Para Ricardo Hiraki, especialista em educação financeira e sócio fundador da Plano Fintech, empresa especializada em planejamento e organização financeira para famílias e pequenas e médias empresas, grandes eventos esportivos costumam funcionar como gatilhos emocionais de consumo, especialmente quando envolvem pertencimento, entretenimento e desejo de viver experiências únicas. “Quando o consumo vem carregado de emoção, a análise racional perde espaço. Isso vale para a compra da televisão nova, para a camisa oficial, para a viagem de última hora ou até para pequenos gastos repetidos com confraternizações e apostas. Separadamente parecem controláveis. Juntos, podem virar um problema silencioso”, diz Hiraki.

A combinação entre empolgação coletiva e facilidade de parcelamento tende a ampliar o problema. Segundo a Confederação Nacional do Comércio de Bens, Serviços e Turismo, o percentual de famílias endividadas no país permanece elevado em 2026, mostrando que boa parte dos brasileiros já opera com orçamento comprometido antes mesmo de gastos extraordinários.

A busca por experiências presenciais também tende a pressionar o orçamento. Com a Copa sendo disputada nos Estados Unidos, Canadá e México, a viagem exige planejamento robusto, especialmente diante da alta do dólar e dos custos com passagens, hospedagem, ingressos e alimentação. Sem reserva prévia, a tendência é recorrer ao crédito.

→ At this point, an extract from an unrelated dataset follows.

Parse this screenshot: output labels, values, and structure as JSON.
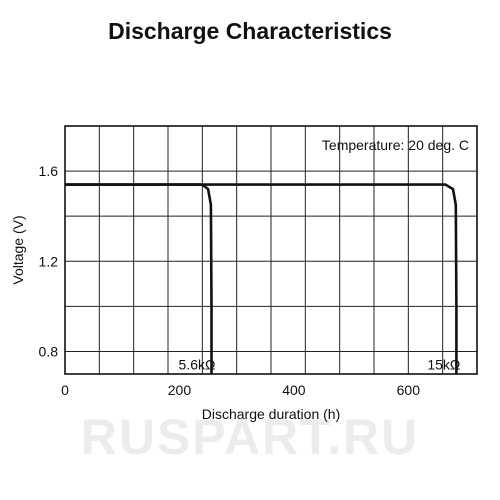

O alerta se estende também aos gastos considerados menores. Reuniões em bares, assinaturas temporárias de plataformas, delivery, souvenirs e compras associadas ao evento podem gerar efeito acumulativo sem percepção imediata.

Como aproveitar a Copa sem comprometer a saúde financeira

Especialistas recomendam alguns cuidados práticos para evitar que o entusiasmo se transforme em endividamento:

  • Definir um orçamento máximo antes de qualquer gasto: Estabelecer um teto ajuda a limitar decisões impulsivas e reduz a chance de extrapolar o planejamento.
  • Evitar parcelamentos longos para consumo não essencial: Parcelas pequenas podem mascarar o custo total e comprometer meses futuros.
  • Separar experiência de impulso: Nem todo desejo precisa ser atendido imediatamente. Planejamento continua sendo a principal ferramenta.
  • Considerar o custo total da viagem: Passagem, hospedagem, alimentação, deslocamento, seguro, compras e câmbio devem entrar na conta.
  • Revisar a situação financeira antes de assumir novos gastos: Quem já está com o orçamento apertado precisa redobrar a cautela.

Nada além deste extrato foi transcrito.